Here’s how that works. Because the examen helped me understand spiritual and emotional rhythms, it helps me live with greater focus and effectiveness. I can see the clutter to remove it. I distinguish the habitual from the purposeful, my busyness from real productiveness. I separate actions that are fruitful from those that are fruitless, ways of thinking that are self-generating from those that are self-defeating, relationships that are life-giving from those that are life-sucking. And then I rearrange or rebuild the”workshop” so that I operate out of strength and joy. It doesn’t mean I avoid hard things or difficult people. It means I’m more likely to deal with such thing and such people from the place of wisdom, face, clarity, and peace.
~ Darren’s Comments ~
You never knew there was so much spiritual activity in spring — plowing, planting, cleaning. My ultimate gift for my eighteenth birthday presented to me in a God-given Traumatic Brain Injury. Although I had to dig with a plastic sugar spoon, all these years later I get to see the pleasure of plowing (my TBI recovery), planting (my years at undergraduate in psychology and graduate work in human services), and cleaning (finding out what works for each disabled individual and their team) to effectively help spread the Gospel of Jesus Christ.
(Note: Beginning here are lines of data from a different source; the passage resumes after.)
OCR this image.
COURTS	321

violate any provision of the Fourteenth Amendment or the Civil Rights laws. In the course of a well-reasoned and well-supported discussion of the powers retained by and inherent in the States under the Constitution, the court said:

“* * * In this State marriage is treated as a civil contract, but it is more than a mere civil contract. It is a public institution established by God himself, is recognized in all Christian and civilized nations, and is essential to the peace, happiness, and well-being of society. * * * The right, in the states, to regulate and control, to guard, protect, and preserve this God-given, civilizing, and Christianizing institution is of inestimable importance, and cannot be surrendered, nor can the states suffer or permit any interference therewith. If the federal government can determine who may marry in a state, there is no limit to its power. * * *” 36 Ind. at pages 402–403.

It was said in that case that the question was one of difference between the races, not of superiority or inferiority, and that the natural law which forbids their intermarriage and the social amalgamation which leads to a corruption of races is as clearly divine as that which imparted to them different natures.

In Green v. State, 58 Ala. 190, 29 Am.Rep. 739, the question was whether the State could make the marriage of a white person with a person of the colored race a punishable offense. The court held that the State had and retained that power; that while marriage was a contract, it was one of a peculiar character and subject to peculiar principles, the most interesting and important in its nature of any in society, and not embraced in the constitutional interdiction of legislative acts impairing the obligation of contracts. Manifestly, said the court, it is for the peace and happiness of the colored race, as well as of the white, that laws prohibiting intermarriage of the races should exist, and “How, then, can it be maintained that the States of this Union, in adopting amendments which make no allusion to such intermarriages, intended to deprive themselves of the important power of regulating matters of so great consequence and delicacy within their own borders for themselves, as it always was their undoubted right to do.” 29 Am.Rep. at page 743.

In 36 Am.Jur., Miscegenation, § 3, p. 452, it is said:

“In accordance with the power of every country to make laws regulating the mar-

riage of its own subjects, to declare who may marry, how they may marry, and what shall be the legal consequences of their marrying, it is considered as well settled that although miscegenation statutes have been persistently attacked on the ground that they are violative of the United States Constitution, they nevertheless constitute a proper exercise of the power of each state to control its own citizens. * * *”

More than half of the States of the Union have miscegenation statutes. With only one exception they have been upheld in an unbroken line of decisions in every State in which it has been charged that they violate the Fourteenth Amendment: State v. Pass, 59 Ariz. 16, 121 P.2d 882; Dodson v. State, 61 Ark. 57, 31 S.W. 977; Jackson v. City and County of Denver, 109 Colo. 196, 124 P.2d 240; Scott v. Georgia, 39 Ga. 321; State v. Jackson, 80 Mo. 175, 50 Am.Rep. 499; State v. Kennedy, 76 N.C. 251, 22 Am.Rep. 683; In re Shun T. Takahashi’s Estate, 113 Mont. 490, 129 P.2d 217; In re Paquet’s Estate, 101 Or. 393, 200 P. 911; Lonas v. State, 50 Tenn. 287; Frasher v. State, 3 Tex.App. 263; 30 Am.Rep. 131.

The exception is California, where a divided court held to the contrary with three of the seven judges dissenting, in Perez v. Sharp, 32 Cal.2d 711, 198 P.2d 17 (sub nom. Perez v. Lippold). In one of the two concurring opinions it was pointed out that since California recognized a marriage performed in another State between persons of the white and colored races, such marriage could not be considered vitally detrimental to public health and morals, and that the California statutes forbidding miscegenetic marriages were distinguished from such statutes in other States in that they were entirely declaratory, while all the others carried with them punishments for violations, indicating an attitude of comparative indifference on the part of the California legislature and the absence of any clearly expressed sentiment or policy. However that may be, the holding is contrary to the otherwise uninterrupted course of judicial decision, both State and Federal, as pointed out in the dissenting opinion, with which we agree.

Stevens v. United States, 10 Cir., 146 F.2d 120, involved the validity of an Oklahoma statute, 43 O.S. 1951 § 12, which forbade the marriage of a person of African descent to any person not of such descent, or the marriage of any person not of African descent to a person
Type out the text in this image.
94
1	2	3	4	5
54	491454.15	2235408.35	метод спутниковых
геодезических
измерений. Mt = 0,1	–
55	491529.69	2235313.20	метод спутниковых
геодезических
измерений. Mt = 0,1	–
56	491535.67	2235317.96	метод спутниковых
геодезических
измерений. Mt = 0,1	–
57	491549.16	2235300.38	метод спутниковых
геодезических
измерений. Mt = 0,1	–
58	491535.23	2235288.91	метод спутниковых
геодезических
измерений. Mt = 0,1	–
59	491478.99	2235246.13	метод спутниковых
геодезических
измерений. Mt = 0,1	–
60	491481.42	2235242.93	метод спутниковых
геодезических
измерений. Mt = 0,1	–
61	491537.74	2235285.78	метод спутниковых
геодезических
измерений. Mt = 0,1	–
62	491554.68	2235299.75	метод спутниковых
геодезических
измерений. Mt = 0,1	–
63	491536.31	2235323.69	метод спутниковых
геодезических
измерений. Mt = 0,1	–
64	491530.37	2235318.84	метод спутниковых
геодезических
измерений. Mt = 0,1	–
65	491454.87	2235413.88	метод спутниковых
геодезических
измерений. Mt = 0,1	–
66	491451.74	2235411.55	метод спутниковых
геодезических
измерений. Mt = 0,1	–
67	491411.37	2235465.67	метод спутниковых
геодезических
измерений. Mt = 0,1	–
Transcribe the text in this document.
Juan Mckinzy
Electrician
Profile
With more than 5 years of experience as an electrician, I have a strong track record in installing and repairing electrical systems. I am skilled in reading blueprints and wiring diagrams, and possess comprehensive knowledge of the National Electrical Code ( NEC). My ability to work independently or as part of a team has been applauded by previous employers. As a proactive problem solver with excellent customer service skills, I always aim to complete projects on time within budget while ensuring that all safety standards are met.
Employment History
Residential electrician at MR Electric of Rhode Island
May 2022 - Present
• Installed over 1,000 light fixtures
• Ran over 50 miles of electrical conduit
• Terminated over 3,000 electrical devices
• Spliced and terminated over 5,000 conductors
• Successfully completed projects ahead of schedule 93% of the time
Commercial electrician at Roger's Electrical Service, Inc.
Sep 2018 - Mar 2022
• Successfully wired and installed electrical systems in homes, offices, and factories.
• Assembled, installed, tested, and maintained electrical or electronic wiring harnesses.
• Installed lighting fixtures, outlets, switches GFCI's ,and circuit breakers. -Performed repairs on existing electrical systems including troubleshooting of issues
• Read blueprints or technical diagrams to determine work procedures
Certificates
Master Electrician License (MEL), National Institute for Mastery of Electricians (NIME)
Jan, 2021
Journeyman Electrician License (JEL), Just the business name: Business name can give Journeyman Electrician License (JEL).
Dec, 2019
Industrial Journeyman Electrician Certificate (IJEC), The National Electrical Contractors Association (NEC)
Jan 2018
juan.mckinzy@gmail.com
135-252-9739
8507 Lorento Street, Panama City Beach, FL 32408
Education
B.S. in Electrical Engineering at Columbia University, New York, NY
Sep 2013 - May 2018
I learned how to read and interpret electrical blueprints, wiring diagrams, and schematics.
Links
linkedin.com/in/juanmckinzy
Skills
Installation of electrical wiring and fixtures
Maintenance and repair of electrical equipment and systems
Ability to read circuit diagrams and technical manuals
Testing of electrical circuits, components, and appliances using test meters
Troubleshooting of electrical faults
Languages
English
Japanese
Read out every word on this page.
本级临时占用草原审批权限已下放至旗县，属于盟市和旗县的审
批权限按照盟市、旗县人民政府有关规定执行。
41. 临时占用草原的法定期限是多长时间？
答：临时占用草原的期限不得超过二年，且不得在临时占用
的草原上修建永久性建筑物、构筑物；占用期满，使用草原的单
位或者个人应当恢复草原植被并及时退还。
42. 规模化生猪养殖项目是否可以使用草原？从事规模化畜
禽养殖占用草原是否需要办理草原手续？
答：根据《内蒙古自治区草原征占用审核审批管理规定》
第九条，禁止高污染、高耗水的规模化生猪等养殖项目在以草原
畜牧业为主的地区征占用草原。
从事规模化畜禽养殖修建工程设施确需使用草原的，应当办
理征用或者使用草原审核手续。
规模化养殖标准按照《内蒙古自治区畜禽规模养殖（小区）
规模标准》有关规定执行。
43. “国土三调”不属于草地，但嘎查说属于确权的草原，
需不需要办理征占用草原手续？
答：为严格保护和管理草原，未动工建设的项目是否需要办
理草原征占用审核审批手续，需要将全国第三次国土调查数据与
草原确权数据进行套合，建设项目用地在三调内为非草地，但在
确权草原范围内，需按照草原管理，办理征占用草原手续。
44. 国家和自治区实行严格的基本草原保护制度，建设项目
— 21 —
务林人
What about you? Are you upset at God for putting you in a plowing situation where you might or might not see the fruits of benefit? Or how about the planting situation where you don’t know if God will bless you with the outcome of the hard work you put in? Or the cleaning. Sometimes we don’t want to do the cleaning because of old stuff that is hidden away, you don’t want to face it. But I plead with you, clean whatever is in your life so you can have the assurance that you’re not wasting your time doing other things. Try the examen. See the portrait to eliminate unnecessary things in your life and accentuate the good for it will help you become more focused on the Word of God.